MoMA
December 22, 2009  |  An Auteurist History of Film
Send in the Clowns

These notes accompany the program Send in the Clowns, screening on December 23 and 24 in Theater 3.

While this is intended as a fun holiday program, a few comments might be in order. First, I should acknowledge my personal prejudice against slapstick. I have felt that Charles Chaplin and Buster Keaton rose to the heights of screen comedy by distancing themselves from their Sennett/Normand/Arbuckle roots. I know this hurts colleagues like our estimable pianist Ben Model and other friends, but the philosophy of “anything for a laugh” (evident also in most of Mel Brooks’s work and the early films of Woody Allen) seems incongruous to me, if we are talking about “ART.” I won’t even dignify The Three Stooges or Abbott and Costello (there go my other friends) with a mention. (So kindly disregard that mention.) Seriously, though, I have always sought out some logical structure, character development, or visual invention in determining the worthiness of a film. This doesn’t mean that I am incapable of laughing at silly antics, and I fully acknowledge that some of Keaton’s (The General, Steamboat Bill, Jr.) and Chaplin’s (Monsieur Verdoux, Limelight) greatest works can sometimes be painfully unfunny, but there is an imaginary line in what’s left of my brain that makes me distinguish between entertainment for its own sake and art. However, I don’t wish to rain on your parade or your holiday spirit. If nothing else, this program attempts to establish a lineage that eventually leads to greatness.

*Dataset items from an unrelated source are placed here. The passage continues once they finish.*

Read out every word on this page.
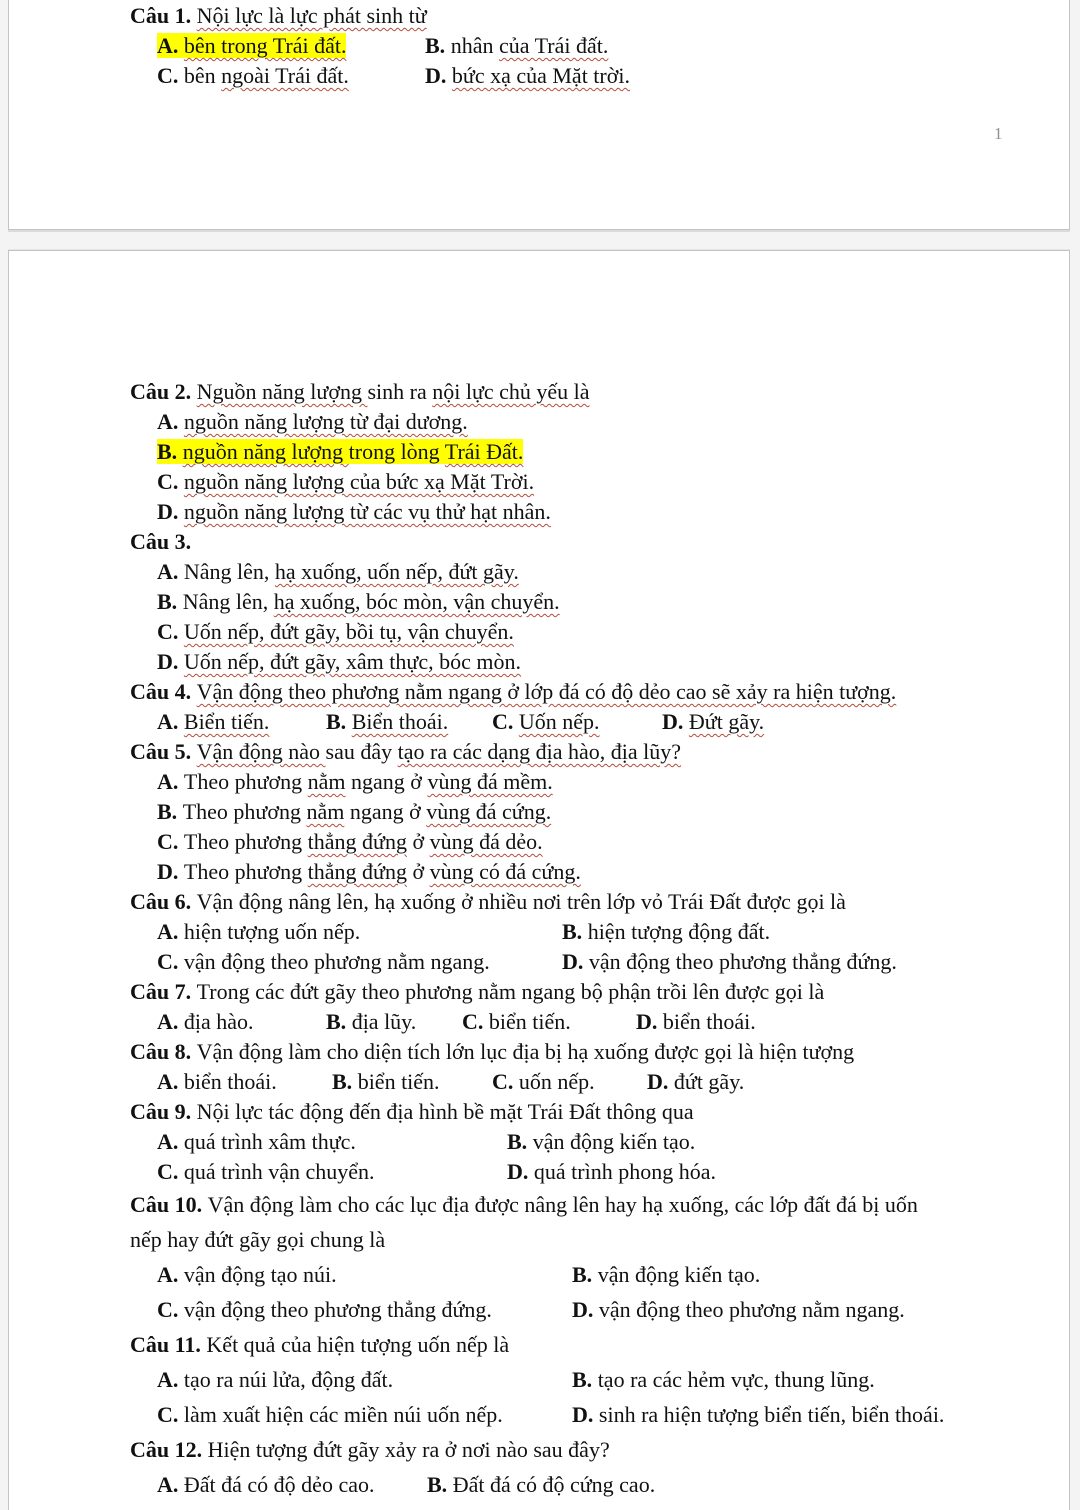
Câu 1. Nội lực là lực phát sinh từ
A. bên trong Trái đất.	B. nhân của Trái đất.
C. bên ngoài Trái đất.	D. bức xạ của Mặt trời.
1
Câu 2. Nguồn năng lượng sinh ra nội lực chủ yếu là
A. nguồn năng lượng từ đại dương.
B. nguồn năng lượng trong lòng Trái Đất.
C. nguồn năng lượng của bức xạ Mặt Trời.
D. nguồn năng lượng từ các vụ thử hạt nhân.
Câu 3.
A. Nâng lên, hạ xuống, uốn nếp, đứt gãy.
B. Nâng lên, hạ xuống, bóc mòn, vận chuyển.
C. Uốn nếp, đứt gãy, bồi tụ, vận chuyển.
D. Uốn nếp, đứt gãy, xâm thực, bóc mòn.
Câu 4. Vận động theo phương nằm ngang ở lớp đá có độ dẻo cao sẽ xảy ra hiện tượng.
A. Biển tiến.	B. Biển thoái.	C. Uốn nếp.	D. Đứt gãy.
Câu 5. Vận động nào sau đây tạo ra các dạng địa hào, địa lũy?
A. Theo phương nằm ngang ở vùng đá mềm.
B. Theo phương nằm ngang ở vùng đá cứng.
C. Theo phương thẳng đứng ở vùng đá dẻo.
D. Theo phương thẳng đứng ở vùng có đá cứng.
Câu 6. Vận động nâng lên, hạ xuống ở nhiều nơi trên lớp vỏ Trái Đất được gọi là
A. hiện tượng uốn nếp.	B. hiện tượng động đất.
C. vận động theo phương nằm ngang.	D. vận động theo phương thẳng đứng.
Câu 7. Trong các đứt gãy theo phương nằm ngang bộ phận trồi lên được gọi là
A. địa hào.	B. địa lũy.	C. biển tiến.	D. biển thoái.
Câu 8. Vận động làm cho diện tích lớn lục địa bị hạ xuống được gọi là hiện tượng
A. biển thoái.	B. biển tiến.	C. uốn nếp.	D. đứt gãy.
Câu 9. Nội lực tác động đến địa hình bề mặt Trái Đất thông qua
A. quá trình xâm thực.	B. vận động kiến tạo.
C. quá trình vận chuyển.	D. quá trình phong hóa.
Câu 10. Vận động làm cho các lục địa được nâng lên hay hạ xuống, các lớp đất đá bị uốn
nếp hay đứt gãy gọi chung là
A. vận động tạo núi.	B. vận động kiến tạo.
C. vận động theo phương thẳng đứng.	D. vận động theo phương nằm ngang.
Câu 11. Kết quả của hiện tượng uốn nếp là
A. tạo ra núi lửa, động đất.	B. tạo ra các hẻm vực, thung lũng.
C. làm xuất hiện các miền núi uốn nếp.	D. sinh ra hiện tượng biển tiến, biển thoái.
Câu 12. Hiện tượng đứt gãy xảy ra ở nơi nào sau đây?
A. Đất đá có độ dẻo cao.	B. Đất đá có độ cứng cao.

Mack Sennett (1880–1960), another D. W. Griffith disciple, established the Keystone Studio in 1912, and the great clowns flocked to him. It is legitimate to consider him an auteur, although I would not want to risk a custard pie in the face or a sudden depantsing by getting too close to the screen personality he seemed to embody. While he remained active through 1935, I challenge anyone to cite a near-great film that he made. His gift was in providing a haven or school for ambitious young talents.

Among these talents was Mabel Normand (1894–1930), one of the first women to perch behind the camera and the cinema’s greatest comedienne before the heyday of the equally lovely Marion Davies. It is probably pointless to argue that she had a directorial style or a feminist bent differing from that of Sennett, although I know of scholars who are trying to do just that. As with her compatriot Roscoe “Fatty” Arbuckle, Hollywood’s overreaction to scandal ruined her career and hastened an untimely death.

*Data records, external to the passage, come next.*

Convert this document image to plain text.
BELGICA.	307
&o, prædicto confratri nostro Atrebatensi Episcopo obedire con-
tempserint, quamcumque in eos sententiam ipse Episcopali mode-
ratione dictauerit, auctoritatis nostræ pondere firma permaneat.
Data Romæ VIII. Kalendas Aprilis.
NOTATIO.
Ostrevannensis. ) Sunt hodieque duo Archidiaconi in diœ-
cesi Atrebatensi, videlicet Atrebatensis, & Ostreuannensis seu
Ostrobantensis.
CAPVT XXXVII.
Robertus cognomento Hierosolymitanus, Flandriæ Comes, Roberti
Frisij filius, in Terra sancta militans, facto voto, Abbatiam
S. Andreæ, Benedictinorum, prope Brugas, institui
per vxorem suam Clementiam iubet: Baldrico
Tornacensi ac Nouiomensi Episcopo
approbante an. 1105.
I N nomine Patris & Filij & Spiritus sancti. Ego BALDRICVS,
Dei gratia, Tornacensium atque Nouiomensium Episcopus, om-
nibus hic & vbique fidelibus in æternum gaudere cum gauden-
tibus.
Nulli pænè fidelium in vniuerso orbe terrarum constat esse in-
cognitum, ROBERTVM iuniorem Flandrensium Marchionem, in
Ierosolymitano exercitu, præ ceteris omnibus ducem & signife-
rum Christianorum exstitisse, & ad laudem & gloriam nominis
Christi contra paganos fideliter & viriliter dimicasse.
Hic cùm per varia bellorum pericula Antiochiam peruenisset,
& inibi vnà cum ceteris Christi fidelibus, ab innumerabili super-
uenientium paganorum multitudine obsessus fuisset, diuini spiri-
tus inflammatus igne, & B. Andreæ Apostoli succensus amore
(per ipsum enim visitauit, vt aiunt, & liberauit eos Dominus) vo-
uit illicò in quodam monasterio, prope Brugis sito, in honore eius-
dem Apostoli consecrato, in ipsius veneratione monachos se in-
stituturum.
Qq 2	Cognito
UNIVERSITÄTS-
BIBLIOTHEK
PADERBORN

“Fatty” Arbuckle (1887–1933), in addition to making his own films, had the distinction of mentoring both Chaplin and Keaton. As I suggested at the time of the Museum’s Arbuckle retrospective in 2006, Fatty’s persona as the “jolly fat man” constrained him from being something more than that. The more conventionally good-looking Chaplin and Keaton could eventually aspire to roles that were more promising, leading to their ultimate transcendence of slapstick.

Chaplin (1889–1977) and Keaton (1895–1966) will reappear in the coming weeks as the giants they were.

This week at the Museum there are a number of films otherwise worthy of inclusion in An Auteurist History of Film that you should try to catch: James Whale’s Frankenstein on December 26, Robert Wiene’s The Cabinet of Dr. Caligari on December 26, and Paul Wegener’s The Golem on December 28.